Friday, 25 December 2009

Peace on earth and pass the ammunition



I usually manage to avoid QE2's Christmas Day message to Her country and Her Commonwealth, but this year I came into the living-room and there it was, on, before I'd time to grab the zapper and zap it over to The Incredibles or whatever rubbish movie was playing on another channel. For a full ten seconds I stood goggling as the mother of all the Windsors told me about the importance of supporting 'our troops', and clips of British soldiers in desert-type gear paraded or patrolled or made soldierly synchronised movements.

It's hard to think of area where more double-think goes on than that relating to armies and soldiers. If I had a son in an army - which mercifully I haven't - I wouldn't be proud of him, I'd be worried. Worried all day and all night that he'd be sent far from home, into somebody else's country, to become the object of the hatred of the local people, who would (odd creatures) have the belief that their country shouldn't be occupied by trained killers from hundreds or even thousands of miles away, and who might try to translate that hatred into killing my son. If I was asked, I wouldn't say I was 'proud of the job he's doing', and if he were - God forbid - killed, I hope I wouldn't come out with an obscene lie and say that 'he died doing what he loved'.

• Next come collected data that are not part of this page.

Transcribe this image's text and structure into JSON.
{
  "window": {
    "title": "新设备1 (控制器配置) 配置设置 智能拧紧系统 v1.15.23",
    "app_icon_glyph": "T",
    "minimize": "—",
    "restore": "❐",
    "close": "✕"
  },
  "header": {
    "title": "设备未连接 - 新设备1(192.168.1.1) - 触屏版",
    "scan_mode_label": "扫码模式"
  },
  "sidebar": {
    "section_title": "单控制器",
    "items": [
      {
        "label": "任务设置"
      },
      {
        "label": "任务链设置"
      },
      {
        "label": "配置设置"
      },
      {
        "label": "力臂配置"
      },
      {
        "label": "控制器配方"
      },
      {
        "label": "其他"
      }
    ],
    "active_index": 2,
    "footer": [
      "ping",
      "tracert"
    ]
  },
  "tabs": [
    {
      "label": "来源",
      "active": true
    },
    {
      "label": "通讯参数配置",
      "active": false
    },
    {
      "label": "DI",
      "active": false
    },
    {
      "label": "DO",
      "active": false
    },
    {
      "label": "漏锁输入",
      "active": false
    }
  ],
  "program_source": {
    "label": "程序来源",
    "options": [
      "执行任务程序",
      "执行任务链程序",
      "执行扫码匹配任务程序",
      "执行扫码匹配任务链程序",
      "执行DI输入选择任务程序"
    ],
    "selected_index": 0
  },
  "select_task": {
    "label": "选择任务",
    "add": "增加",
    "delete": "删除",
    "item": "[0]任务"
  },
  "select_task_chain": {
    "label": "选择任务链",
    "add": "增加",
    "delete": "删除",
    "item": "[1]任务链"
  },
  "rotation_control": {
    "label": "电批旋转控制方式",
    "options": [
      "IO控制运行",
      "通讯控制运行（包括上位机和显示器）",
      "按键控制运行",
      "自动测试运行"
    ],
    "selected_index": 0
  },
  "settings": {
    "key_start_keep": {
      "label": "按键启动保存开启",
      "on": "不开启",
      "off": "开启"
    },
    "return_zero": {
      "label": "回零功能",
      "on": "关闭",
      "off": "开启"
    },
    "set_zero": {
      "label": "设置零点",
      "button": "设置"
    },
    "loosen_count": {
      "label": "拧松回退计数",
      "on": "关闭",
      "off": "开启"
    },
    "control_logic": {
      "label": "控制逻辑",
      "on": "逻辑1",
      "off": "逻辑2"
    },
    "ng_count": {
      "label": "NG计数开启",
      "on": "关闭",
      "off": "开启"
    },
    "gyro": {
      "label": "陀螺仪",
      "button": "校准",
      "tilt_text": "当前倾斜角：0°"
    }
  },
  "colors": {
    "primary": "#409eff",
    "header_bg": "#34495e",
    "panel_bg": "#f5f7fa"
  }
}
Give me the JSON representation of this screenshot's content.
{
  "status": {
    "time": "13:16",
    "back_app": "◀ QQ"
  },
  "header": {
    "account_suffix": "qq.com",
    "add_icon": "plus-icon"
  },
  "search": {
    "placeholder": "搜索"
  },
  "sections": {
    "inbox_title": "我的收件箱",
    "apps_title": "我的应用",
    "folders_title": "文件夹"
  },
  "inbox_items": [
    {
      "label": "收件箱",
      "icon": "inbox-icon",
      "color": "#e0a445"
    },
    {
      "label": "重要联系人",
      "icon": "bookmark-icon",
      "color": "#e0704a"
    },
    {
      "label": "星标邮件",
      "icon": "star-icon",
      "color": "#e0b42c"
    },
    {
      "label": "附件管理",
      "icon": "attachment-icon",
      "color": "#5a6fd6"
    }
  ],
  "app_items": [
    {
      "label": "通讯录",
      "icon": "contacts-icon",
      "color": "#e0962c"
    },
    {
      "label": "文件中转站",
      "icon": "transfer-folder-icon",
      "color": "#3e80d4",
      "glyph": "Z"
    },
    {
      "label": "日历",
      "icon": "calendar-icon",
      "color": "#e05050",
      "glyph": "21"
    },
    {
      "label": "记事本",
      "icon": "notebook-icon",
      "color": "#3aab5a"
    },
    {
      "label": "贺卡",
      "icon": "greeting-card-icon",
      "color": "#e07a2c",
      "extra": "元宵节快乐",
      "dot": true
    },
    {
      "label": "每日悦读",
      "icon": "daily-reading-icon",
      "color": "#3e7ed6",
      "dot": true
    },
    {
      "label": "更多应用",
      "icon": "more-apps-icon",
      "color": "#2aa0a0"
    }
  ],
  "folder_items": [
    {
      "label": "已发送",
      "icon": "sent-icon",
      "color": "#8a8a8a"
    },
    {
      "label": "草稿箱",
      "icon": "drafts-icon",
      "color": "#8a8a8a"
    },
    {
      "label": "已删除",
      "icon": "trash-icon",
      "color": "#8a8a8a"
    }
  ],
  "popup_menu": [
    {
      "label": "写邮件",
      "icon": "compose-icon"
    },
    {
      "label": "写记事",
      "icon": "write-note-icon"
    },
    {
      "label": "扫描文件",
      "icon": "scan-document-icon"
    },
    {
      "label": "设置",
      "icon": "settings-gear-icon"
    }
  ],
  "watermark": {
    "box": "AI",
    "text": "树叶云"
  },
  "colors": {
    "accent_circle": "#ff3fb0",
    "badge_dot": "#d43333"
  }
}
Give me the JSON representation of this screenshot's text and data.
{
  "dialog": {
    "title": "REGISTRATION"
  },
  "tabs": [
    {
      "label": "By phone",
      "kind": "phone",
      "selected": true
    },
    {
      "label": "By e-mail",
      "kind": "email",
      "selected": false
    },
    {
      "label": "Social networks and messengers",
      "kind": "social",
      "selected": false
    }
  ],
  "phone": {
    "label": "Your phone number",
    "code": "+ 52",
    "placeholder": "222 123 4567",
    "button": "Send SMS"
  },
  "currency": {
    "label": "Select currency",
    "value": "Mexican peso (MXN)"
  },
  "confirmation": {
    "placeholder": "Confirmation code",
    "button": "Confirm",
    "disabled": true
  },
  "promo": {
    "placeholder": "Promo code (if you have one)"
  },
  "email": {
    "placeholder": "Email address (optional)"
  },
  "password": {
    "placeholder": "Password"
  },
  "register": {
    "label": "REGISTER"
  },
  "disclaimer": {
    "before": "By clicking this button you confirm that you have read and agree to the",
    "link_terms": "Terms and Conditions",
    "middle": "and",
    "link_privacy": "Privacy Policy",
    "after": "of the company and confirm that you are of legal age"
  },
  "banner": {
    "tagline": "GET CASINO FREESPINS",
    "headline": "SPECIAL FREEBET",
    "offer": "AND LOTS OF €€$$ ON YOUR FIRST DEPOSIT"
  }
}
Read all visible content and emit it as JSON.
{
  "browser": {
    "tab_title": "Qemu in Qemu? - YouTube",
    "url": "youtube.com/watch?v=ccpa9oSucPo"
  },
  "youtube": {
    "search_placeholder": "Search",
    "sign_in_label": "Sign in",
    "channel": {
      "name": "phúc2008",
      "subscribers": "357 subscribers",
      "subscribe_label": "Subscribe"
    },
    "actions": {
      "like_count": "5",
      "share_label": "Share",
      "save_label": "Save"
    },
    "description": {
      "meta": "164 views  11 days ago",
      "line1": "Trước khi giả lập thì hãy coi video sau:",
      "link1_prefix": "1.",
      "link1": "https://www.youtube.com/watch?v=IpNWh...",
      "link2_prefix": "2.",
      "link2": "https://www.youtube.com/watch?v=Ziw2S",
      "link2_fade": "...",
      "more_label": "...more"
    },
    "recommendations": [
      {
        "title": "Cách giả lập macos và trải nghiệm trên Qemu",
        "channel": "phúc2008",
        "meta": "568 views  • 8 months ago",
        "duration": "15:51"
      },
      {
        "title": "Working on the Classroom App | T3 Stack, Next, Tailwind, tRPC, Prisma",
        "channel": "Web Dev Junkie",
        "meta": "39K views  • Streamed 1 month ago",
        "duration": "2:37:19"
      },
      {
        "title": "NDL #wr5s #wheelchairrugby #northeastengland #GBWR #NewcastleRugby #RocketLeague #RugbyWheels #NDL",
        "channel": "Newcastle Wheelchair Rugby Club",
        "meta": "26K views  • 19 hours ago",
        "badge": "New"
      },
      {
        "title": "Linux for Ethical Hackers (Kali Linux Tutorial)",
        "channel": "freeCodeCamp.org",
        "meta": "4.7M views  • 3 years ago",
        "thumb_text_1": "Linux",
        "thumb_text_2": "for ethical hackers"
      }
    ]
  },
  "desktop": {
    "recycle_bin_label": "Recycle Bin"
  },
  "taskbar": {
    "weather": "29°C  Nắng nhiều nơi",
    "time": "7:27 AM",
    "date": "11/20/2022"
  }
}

You'll get British people, or people who think of themselves as British, who are at great pains to explain to you the distinction between the wisdom of a particular campaign waged by Britain, and the pride they feel in their 'boys' and the debt they owe them, as they wage that campaign. Not being a Daily Mail reader myself, I can't get my brain to do the back-flips required for accommodating that one. Soldiers are trained to do two things. They're trained to kill and they're trained to threaten to kill. That's why they carry guns. Even were the campaign a just one, how could any parent look at a son who was once small and smiling, and feel proud that he had now become big and trained to mete out death? And were the campaign unjust - Iraq, Afghanistan or Ireland - the double futility and perversity of a son's death must be near to overwhelming. Except, of course, you let the Daily Mail do your thinking for you.

Yes, I know. It's Christmas Day. I should have more to do than be tappy-tapping on about QE2 and her nationwide message. Just as QE2 should have more to do than come on TV to commend trained killers for their 'work', on any day of the year, but particularly on this day that celebrates the Prince of Peace.